Feb'23: in my first paper at bioRxiv,
we develop a new framework for representing k-mer sets based on the shortest superstring problem
(another "theory meets practice" paper). UPDATE: accepted to RECOMB-seq, to appear in iScience.
Feb'23: update of the paper on streaming facility location (FOCS'22):
thanks to Arnold Filtser, our algorithmic framework gives a constant, that is O(1/ε), approximation in one pass,
albeit with space increased to nε.
We prove a tight lower bound for the space used by a deterministic comparison-based quantile summary,
which keeps track of all quantiles in a data stream (where items are linearly ordered), up to a small error.
The lower bound matches the worst-case performance of the Greenwald-Khanna algorithm, up to a constant factor,
and holds even for finding an approximate median in a data stream in the comparison-based model,
where an algorithm only compares items and is otherwise completely oblivious of the universe of items.
We designed a φ-competitive deterministic algorithm for bounded-delay packet scheduling.
In this problem, packets arrive online into a buffer, each with a deadline, a weight, and of length 1.
The goal is to schedule a packet in each time slot to maximize the total weight of scheduled packets.

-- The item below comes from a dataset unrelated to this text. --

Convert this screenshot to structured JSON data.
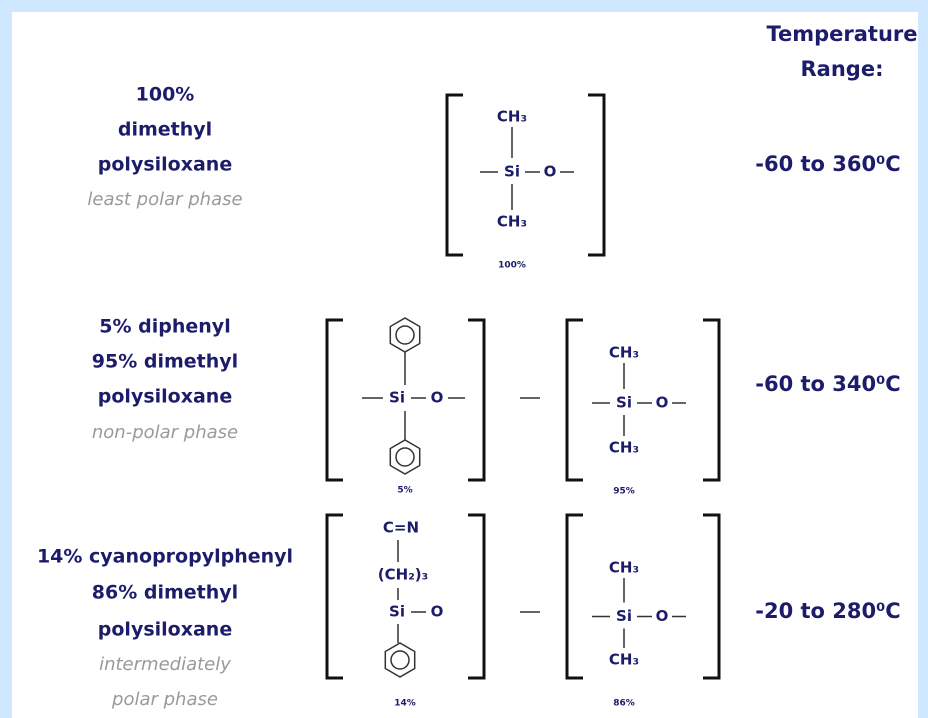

Our algorithm is based on the plan which is the maximum-weight subset of pending packets that can be
scheduled starting from the current slot.
We proved PSPACE-hardness of online coloring in which vertices of a known
graph G arrives online and Painter colors them immediately without knowing to which
induced subgraph of G the colored vertices correspond.
Previously, PSPACE-hardness was known only in the variant in which some part of the graph is precolored
(which makes the hardness proof substantially easier).